En Cataluña, por su parte, la comparativamente baja proporción, en el contexto español, de personas en hogares con gastos superiores a los ingresos refleja ante todo estrategias más eficaces de ajuste financiero dentro de los hogares. Porque, como revelan los datos del gráfico 2, esta capacidad de ajuste contrasta con cifras prácticamente iguales a la elevada media española (37,2 frente a 38,7%) en la proporción de personas en hogares incapaces de hacer frente a un gasto extraordinario con sus propios recursos.

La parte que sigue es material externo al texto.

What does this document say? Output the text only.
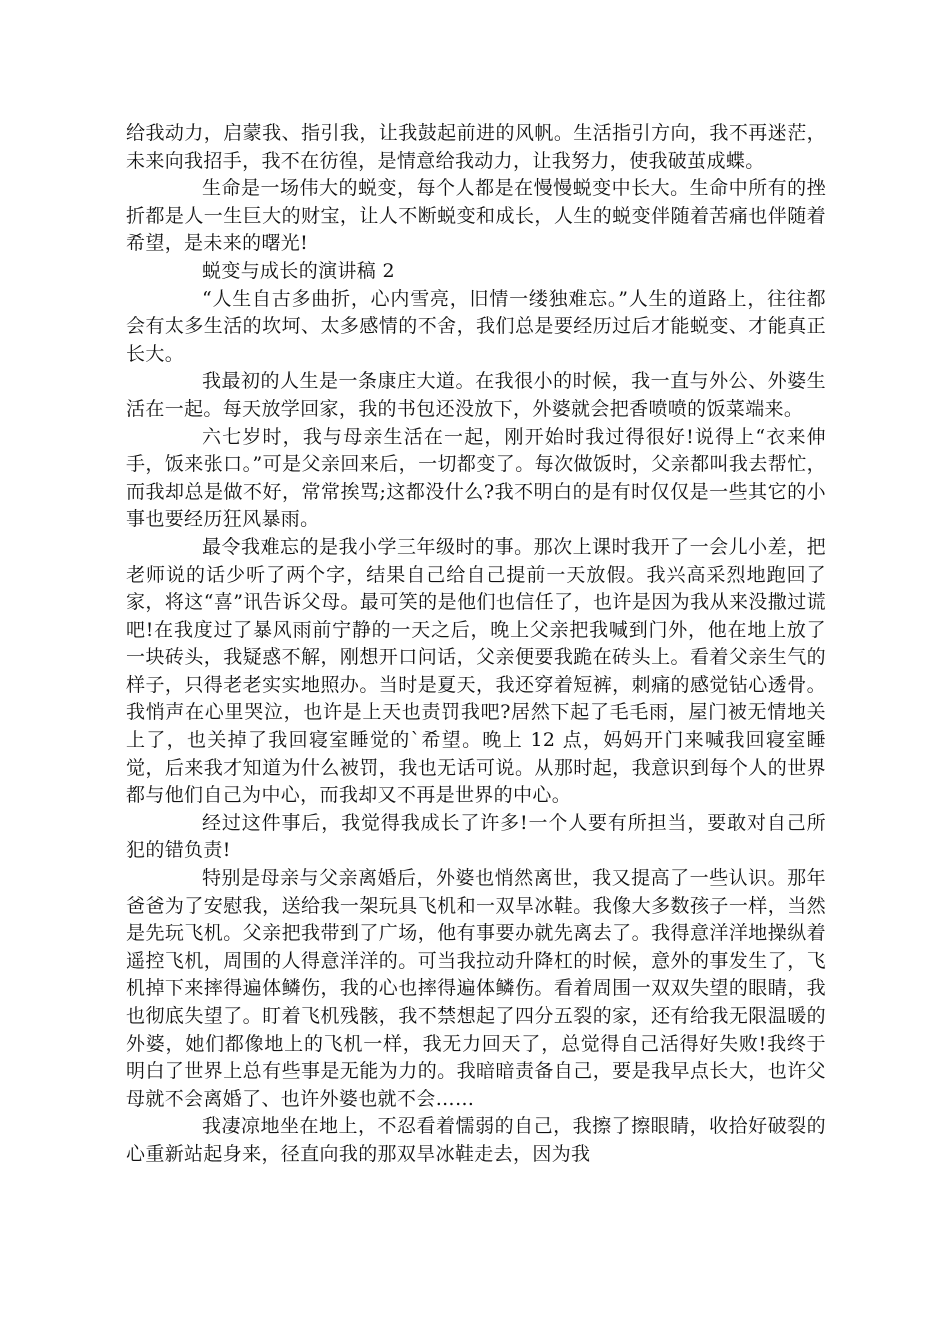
给我动力，启蒙我、指引我，让我鼓起前进的风帆。生活指引方向，我不再迷茫，未来向我招手，我不在彷徨，是情意给我动力，让我努力，使我破茧成蝶。

生命是一场伟大的蜕变，每个人都是在慢慢蜕变中长大。生命中所有的挫折都是人一生巨大的财宝，让人不断蜕变和成长，人生的蜕变伴随着苦痛也伴随着希望，是未来的曙光!

蜕变与成长的演讲稿 2

“人生自古多曲折，心内雪亮，旧情一缕独难忘。”人生的道路上，往往都会有太多生活的坎坷、太多感情的不舍，我们总是要经历过后才能蜕变、才能真正长大。

我最初的人生是一条康庄大道。在我很小的时候，我一直与外公、外婆生活在一起。每天放学回家，我的书包还没放下，外婆就会把香喷喷的饭菜端来。

六七岁时，我与母亲生活在一起，刚开始时我过得很好!说得上“衣来伸手，饭来张口。”可是父亲回来后，一切都变了。每次做饭时，父亲都叫我去帮忙，而我却总是做不好，常常挨骂;这都没什么?我不明白的是有时仅仅是一些其它的小事也要经历狂风暴雨。

最令我难忘的是我小学三年级时的事。那次上课时我开了一会儿小差，把老师说的话少听了两个字，结果自己给自己提前一天放假。我兴高采烈地跑回了家，将这“喜”讯告诉父母。最可笑的是他们也信任了，也许是因为我从来没撒过谎吧!在我度过了暴风雨前宁静的一天之后，晚上父亲把我喊到门外，他在地上放了一块砖头，我疑惑不解，刚想开口问话，父亲便要我跪在砖头上。看着父亲生气的样子，只得老老实实地照办。当时是夏天，我还穿着短裤，刺痛的感觉钻心透骨。我悄声在心里哭泣，也许是上天也责罚我吧?居然下起了毛毛雨，屋门被无情地关上了，也关掉了我回寝室睡觉的`希望。晚上 12 点，妈妈开门来喊我回寝室睡觉，后来我才知道为什么被罚，我也无话可说。从那时起，我意识到每个人的世界都与他们自己为中心，而我却又不再是世界的中心。

经过这件事后，我觉得我成长了许多!一个人要有所担当，要敢对自己所犯的错负责!

特别是母亲与父亲离婚后，外婆也悄然离世，我又提高了一些认识。那年爸爸为了安慰我，送给我一架玩具飞机和一双旱冰鞋。我像大多数孩子一样，当然是先玩飞机。父亲把我带到了广场，他有事要办就先离去了。我得意洋洋地操纵着遥控飞机，周围的人得意洋洋的。可当我拉动升降杠的时候，意外的事发生了，飞机掉下来摔得遍体鳞伤，我的心也摔得遍体鳞伤。看着周围一双双失望的眼睛，我也彻底失望了。盯着飞机残骸，我不禁想起了四分五裂的家，还有给我无限温暖的外婆，她们都像地上的飞机一样，我无力回天了，总觉得自己活得好失败!我终于明白了世界上总有些事是无能为力的。我暗暗责备自己，要是我早点长大，也许父母就不会离婚了、也许外婆也就不会……

我凄凉地坐在地上，不忍看着懦弱的自己，我擦了擦眼睛，收拾好破裂的心重新站起身来，径直向我的那双旱冰鞋走去，因为我
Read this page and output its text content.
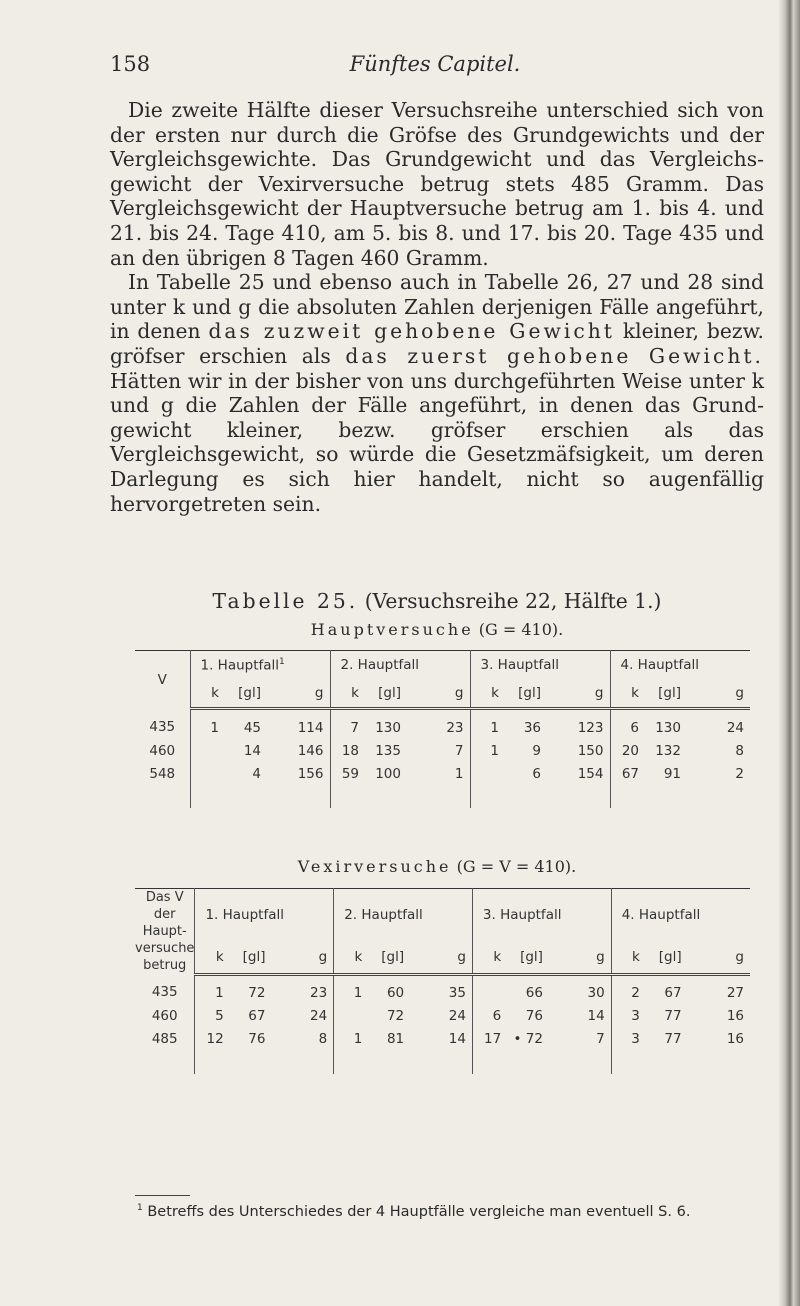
158	Fünftes Capitel.

Die zweite Hälfte dieser Versuchsreihe unterschied sich von der ersten nur durch die Gröfse des Grundgewichts und der Vergleichsgewichte. Das Grundgewicht und das Vergleichsgewicht der Vexirversuche betrug stets 485 Gramm. Das Vergleichsgewicht der Hauptversuche betrug am 1. bis 4. und 21. bis 24. Tage 410, am 5. bis 8. und 17. bis 20. Tage 435 und an den übrigen 8 Tagen 460 Gramm.

In Tabelle 25 und ebenso auch in Tabelle 26, 27 und 28 sind unter k und g die absoluten Zahlen derjenigen Fälle angeführt, in denen das zuzweit gehobene Gewicht kleiner, bezw. gröfser erschien als das zuerst gehobene Gewicht. Hätten wir in der bisher von uns durchgeführten Weise unter k und g die Zahlen der Fälle angeführt, in denen das Grundgewicht kleiner, bezw. gröfser erschien als das Vergleichsgewicht, so würde die Gesetzmäfsigkeit, um deren Darlegung es sich hier handelt, nicht so augenfällig hervorgetreten sein.

Tabelle 25. (Versuchsreihe 22, Hälfte 1.)
Hauptversuche (G = 410).
V	1. Hauptfall$^1$			2. Hauptfall			3. Hauptfall			4. Hauptfall		
	k	[gl]	g	k	[gl]	g	k	[gl]	g	k	[gl]	g
435	1	45	114	7	130	23	1	36	123	6	130	24
460		14	146	18	135	7	1	9	150	20	132	8
548		4	156	59	100	1		6	154	67	91	2

Vexirversuche (G = V = 410).
Das V der
Haupt-
versuche
betrug	1. Hauptfall			2. Hauptfall			3. Hauptfall			4. Hauptfall		
	k	[gl]	g	k	[gl]	g	k	[gl]	g	k	[gl]	g
435	1	72	23	1	60	35		66	30	2	67	27
460	5	67	24		72	24	6	76	14	3	77	16
485	12	76	8	1	81	14	17	• 72	7	3	77	16

$^1$ Betreffs des Unterschiedes der 4 Hauptfälle vergleiche man eventuell S. 6.
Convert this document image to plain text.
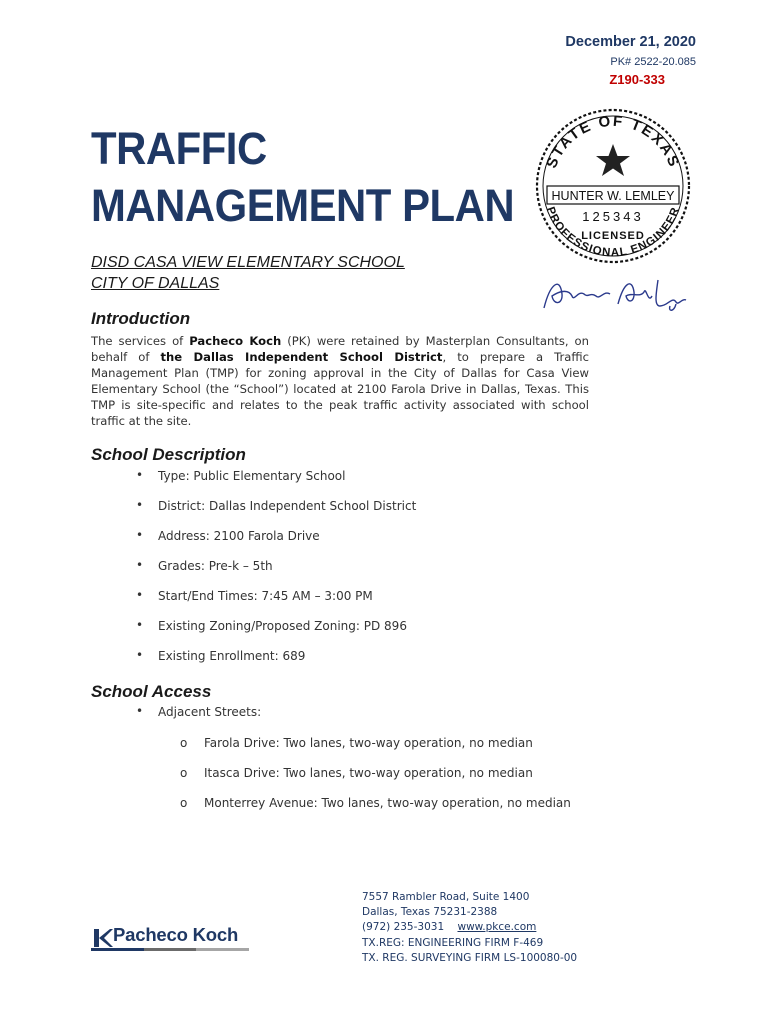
December 21, 2020
PK# 2522-20.085
Z190-333
TRAFFIC
MANAGEMENT PLAN
DISD CASA VIEW ELEMENTARY SCHOOL
CITY OF DALLAS
STATE OF TEXAS
HUNTER W. LEMLEY
125343
LICENSED
PROFESSIONAL ENGINEER
Introduction
The services of Pacheco Koch (PK) were retained by Masterplan Consultants, on behalf of the Dallas Independent School District, to prepare a Traffic Management Plan (TMP) for zoning approval in the City of Dallas for Casa View Elementary School (the “School”) located at 2100 Farola Drive in Dallas, Texas. This TMP is site-specific and relates to the peak traffic activity associated with school traffic at the site.
School Description
• Type: Public Elementary School
• District: Dallas Independent School District
• Address: 2100 Farola Drive
• Grades: Pre-k – 5th
• Start/End Times: 7:45 AM – 3:00 PM
• Existing Zoning/Proposed Zoning: PD 896
• Existing Enrollment: 689
School Access
• Adjacent Streets:
o Farola Drive: Two lanes, two-way operation, no median
o Itasca Drive: Two lanes, two-way operation, no median
o Monterrey Avenue: Two lanes, two-way operation, no median
Pacheco Koch
7557 Rambler Road, Suite 1400
Dallas, Texas 75231-2388
(972) 235-3031 www.pkce.com
TX.REG: ENGINEERING FIRM F-469
TX. REG. SURVEYING FIRM LS-100080-00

En la zona sur y sureste, y en contraste con la Comunidad Valenciana y Castilla-La Mancha, Murcia y Extremadura se acercan a Cataluña en esta mayor capacidad diferencial de ajuste entre gastos e ingresos, a pesar de una muy elevada proporción de hogares (43,4 y 48%) incapaces de hacer frente a un gasto extraordinario.

Los datos, en cualquier caso, muestran los potenciales efectos destructivos que, para una parte sustancial de la población española, pueden tener muy ligeras variaciones coyunturales en los niveles de ingresos. Por desgracia, lejos de adaptarse a la realidad tras la crisis de 2008-2013, la política de garantia de ingresos de la Seguridad Social española, a diferencia de la acción autonómica en rentas mínimas, ha sido incapaz de definir líneas de mejora para garantizar mayores niveles de protección a la poblacion en riesgo en España.